The security update also contains fixes for about a dozen other things within OSX as well. I’m pretty surprised that the OSX update service doesn’t (didn’t?) use any type of certificate or other methods for server authentication. Several other projects (firefox, debian, etc) have had issues with this in the past, but have been subsequently fixed. It does appear that Apple responded very quickly to the the notice (initial notice was on 12/6), but this seems like one of those “by design” vulnerabilities, so I’d have to guess they’ve known about it for a while.

If I wasn’t stuck writing reports tonight instead of hacking, I’d try to put together a quick script for AirPwn. It looks like you just need to intercept/inject a couple of http connections to swscan.apple.com. It makes a request to get a catalog file (“.sucatalog”), which is just an xml file that references a distribution xml that contains the packages (payload).

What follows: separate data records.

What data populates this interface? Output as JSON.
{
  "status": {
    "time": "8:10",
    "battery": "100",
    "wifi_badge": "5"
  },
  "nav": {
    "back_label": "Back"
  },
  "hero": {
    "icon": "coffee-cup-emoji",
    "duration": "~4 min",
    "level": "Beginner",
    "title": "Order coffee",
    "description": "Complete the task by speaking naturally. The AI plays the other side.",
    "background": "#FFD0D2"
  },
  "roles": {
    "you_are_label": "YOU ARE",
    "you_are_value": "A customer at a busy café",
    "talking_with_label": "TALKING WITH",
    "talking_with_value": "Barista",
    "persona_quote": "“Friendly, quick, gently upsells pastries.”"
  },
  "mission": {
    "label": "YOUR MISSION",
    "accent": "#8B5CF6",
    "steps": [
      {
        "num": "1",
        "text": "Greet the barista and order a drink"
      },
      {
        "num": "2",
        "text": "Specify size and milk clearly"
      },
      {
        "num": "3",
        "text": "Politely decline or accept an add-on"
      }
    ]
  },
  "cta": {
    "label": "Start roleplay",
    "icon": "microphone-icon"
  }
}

The 12 threats of Christmas
aaron posted in Uncategorized on December 17th, 2007
comments:5

Wow. The video says it all. It gets, uh, something around 30 seconds in.

Backtrack 3 beta!
aaron posted in Uncategorized on December 14th, 2007
comments:0

After a long wait, the backtrack3 beta is finally out. w00t. I saw the development version of it, and it looks pretty good (but haven’t played with the beta yet). It contains a few new tools, and lots of updates. Good work and congrats to Max, Muts and the offensive security team.

The latest release version of wicrawl is on there as well, but I do have a few subsequent fixes for it. I’ll try to get those in before the final release.

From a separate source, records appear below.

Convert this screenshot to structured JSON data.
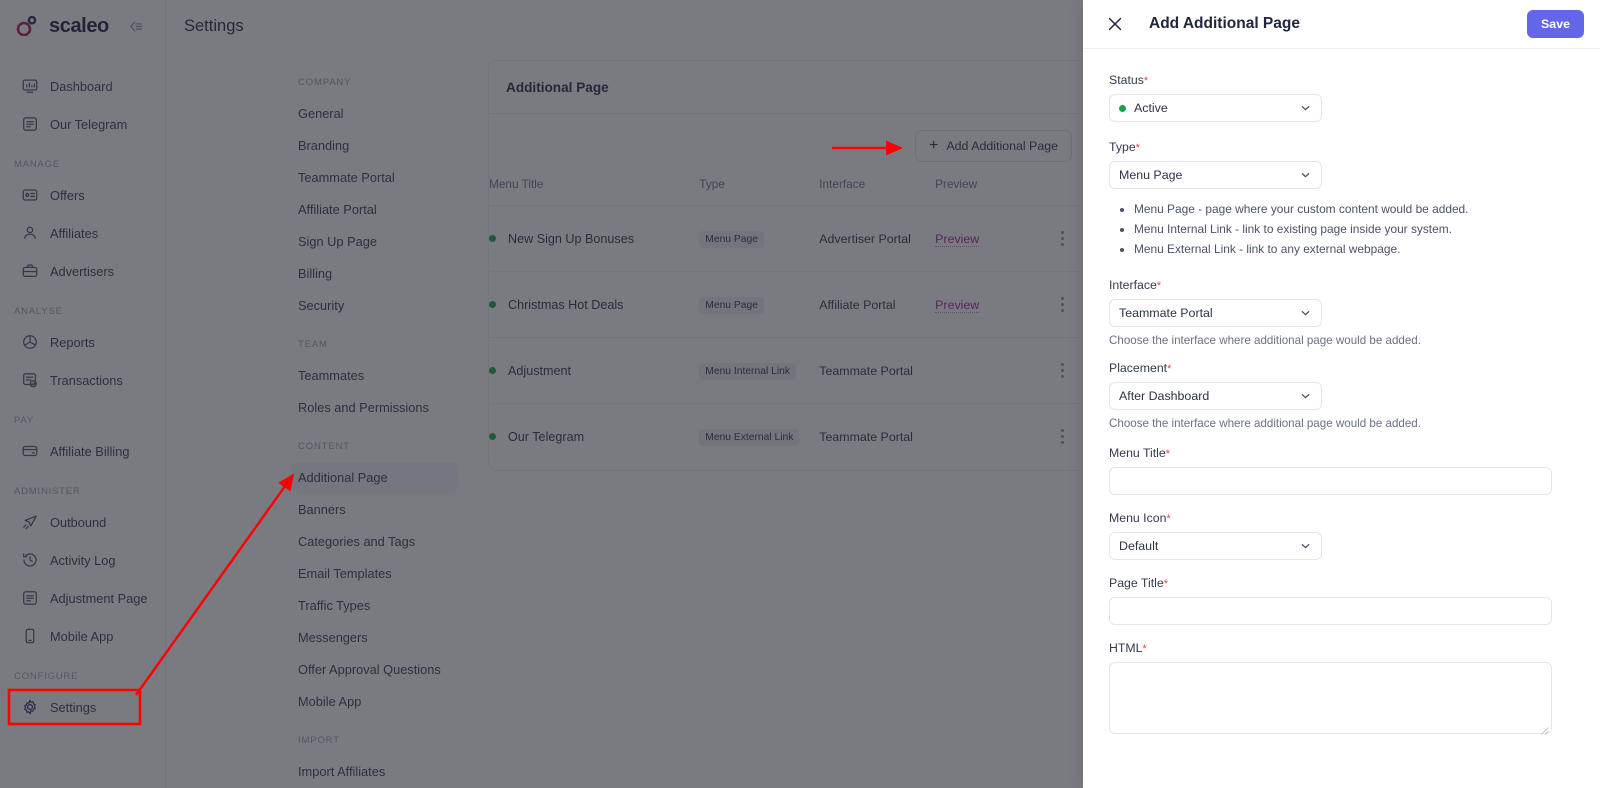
{
  "brand": {
    "name": "scaleo",
    "collapse_icon": "collapse-sidebar-icon"
  },
  "header": {
    "page_title": "Settings"
  },
  "sidebar": {
    "groups": [
      {
        "label": "",
        "items": [
          {
            "label": "Dashboard",
            "icon": "dashboard-icon"
          },
          {
            "label": "Our Telegram",
            "icon": "document-icon"
          }
        ]
      },
      {
        "label": "MANAGE",
        "items": [
          {
            "label": "Offers",
            "icon": "offers-card-icon"
          },
          {
            "label": "Affiliates",
            "icon": "user-icon"
          },
          {
            "label": "Advertisers",
            "icon": "briefcase-icon"
          }
        ]
      },
      {
        "label": "ANALYSE",
        "items": [
          {
            "label": "Reports",
            "icon": "pie-chart-icon"
          },
          {
            "label": "Transactions",
            "icon": "transactions-icon"
          }
        ]
      },
      {
        "label": "PAY",
        "items": [
          {
            "label": "Affiliate Billing",
            "icon": "credit-card-icon"
          }
        ]
      },
      {
        "label": "ADMINISTER",
        "items": [
          {
            "label": "Outbound",
            "icon": "paper-plane-icon"
          },
          {
            "label": "Activity Log",
            "icon": "history-clock-icon"
          },
          {
            "label": "Adjustment Page",
            "icon": "document-icon"
          },
          {
            "label": "Mobile App",
            "icon": "mobile-phone-icon"
          }
        ]
      },
      {
        "label": "CONFIGURE",
        "items": [
          {
            "label": "Settings",
            "icon": "gear-icon"
          }
        ]
      }
    ]
  },
  "subnav": {
    "groups": [
      {
        "label": "COMPANY",
        "items": [
          {
            "label": "General"
          },
          {
            "label": "Branding"
          },
          {
            "label": "Teammate Portal"
          },
          {
            "label": "Affiliate Portal"
          },
          {
            "label": "Sign Up Page"
          },
          {
            "label": "Billing"
          },
          {
            "label": "Security"
          }
        ]
      },
      {
        "label": "TEAM",
        "items": [
          {
            "label": "Teammates"
          },
          {
            "label": "Roles and Permissions"
          }
        ]
      },
      {
        "label": "CONTENT",
        "items": [
          {
            "label": "Additional Page",
            "active": true
          },
          {
            "label": "Banners"
          },
          {
            "label": "Categories and Tags"
          },
          {
            "label": "Email Templates"
          },
          {
            "label": "Traffic Types"
          },
          {
            "label": "Messengers"
          },
          {
            "label": "Offer Approval Questions"
          },
          {
            "label": "Mobile App"
          }
        ]
      },
      {
        "label": "IMPORT",
        "items": [
          {
            "label": "Import Affiliates"
          }
        ]
      }
    ]
  },
  "main": {
    "card_title": "Additional Page",
    "add_button": "Add Additional Page",
    "columns": [
      "Menu Title",
      "Type",
      "Interface",
      "Preview"
    ],
    "rows": [
      {
        "status": "active",
        "title": "New Sign Up Bonuses",
        "type": "Menu Page",
        "interface": "Advertiser Portal",
        "preview": "Preview"
      },
      {
        "status": "active",
        "title": "Christmas Hot Deals",
        "type": "Menu Page",
        "interface": "Affiliate Portal",
        "preview": "Preview"
      },
      {
        "status": "active",
        "title": "Adjustment",
        "type": "Menu Internal Link",
        "interface": "Teammate Portal",
        "preview": ""
      },
      {
        "status": "active",
        "title": "Our Telegram",
        "type": "Menu External Link",
        "interface": "Teammate Portal",
        "preview": ""
      }
    ]
  },
  "drawer": {
    "title": "Add Additional Page",
    "close_label": "close-icon",
    "save_label": "Save",
    "fields": {
      "status": {
        "label": "Status",
        "required": "*",
        "value": "Active"
      },
      "type": {
        "label": "Type",
        "required": "*",
        "value": "Menu Page"
      },
      "interface": {
        "label": "Interface",
        "required": "*",
        "value": "Teammate Portal",
        "hint": "Choose the interface where additional page would be added."
      },
      "placement": {
        "label": "Placement",
        "required": "*",
        "value": "After Dashboard",
        "hint": "Choose the interface where additional page would be added."
      },
      "menu_title": {
        "label": "Menu Title",
        "required": "*",
        "value": "",
        "placeholder": ""
      },
      "menu_icon": {
        "label": "Menu Icon",
        "required": "*",
        "value": "Default"
      },
      "page_title": {
        "label": "Page Title",
        "required": "*",
        "value": "",
        "placeholder": ""
      },
      "html": {
        "label": "HTML",
        "required": "*",
        "value": "",
        "placeholder": ""
      }
    },
    "type_bullets": [
      "Menu Page - page where your custom content would be added.",
      "Menu Internal Link - link to existing page inside your system.",
      "Menu External Link - link to any external webpage."
    ]
  },
  "annotations": {
    "color": "#ff0000",
    "highlight_box_target": "Settings",
    "arrow_to_additional_page": true,
    "arrow_to_add_button": true
  },
  "colors": {
    "accent": "#6366e8",
    "preview_link": "#a0219b",
    "status_dot": "#16a34a",
    "annotation": "#ff0000",
    "brand_mark": "#b3144f"
  }
}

Update: It looks like the official announcement hasn’t gone out yet, but since this has already been posted elsewhere, I’m pretty sure I can link it here too:

• BT3 Beta .iso torrent
• BT3 Beta USB/DVD torrent

Hack in the box videos online
aaron posted in cons, hacking videos on December 6th, 2007
comments:0

Videos for the HITB conference in Malaysia are now available online for free. There’s around 26 different talks that cover both days of the conference covering a range of topics including SCADA, web/ajax/database hacking, bluetooth, biometrics, protocol fuzzing, CCTV hacking and anti-forensics along with several others. I do like this trend of making conference materials (especially video) available online, and I hope it continues. Happy torrenting.

We know what you typed last summer
cybernmd posted in exploits, hacking, hardware hacks, Uncategorized on December 1st, 2007
comments:14

An interesting advisory comes from guys at remote-exploit and dreamlab technologies dealing with (in)security of common non-bluetooth wireless keyboards sold by Microsoft (Wireless Optical Desktop 1000 and 2000). According to the white paper released on the subject (available here) only the actual key pressed is transmitted in encrypted form, all other communication such as keyboard identification, metakeys (Shift, Alt, etc.), and other data are all transmitted in clear text. Furthermore, the encryption scheme used for keystroke data consists of “a simple XOR mechanism with a single byte of random data generated during the association procedure”. What this means is that not only can you quickly brute force entire key space (256 combinations), but you can actually obtain the encryption key by intercepting the initial association of keyboard and receiver (as was demonstrated in this video ). Authors did not release the PoC tool to the public citing an ongoing research (meaning more goodies coming soon . As such we can only applaud at this effort and look forward to seeing this tool in the upcoming Backtrack 3.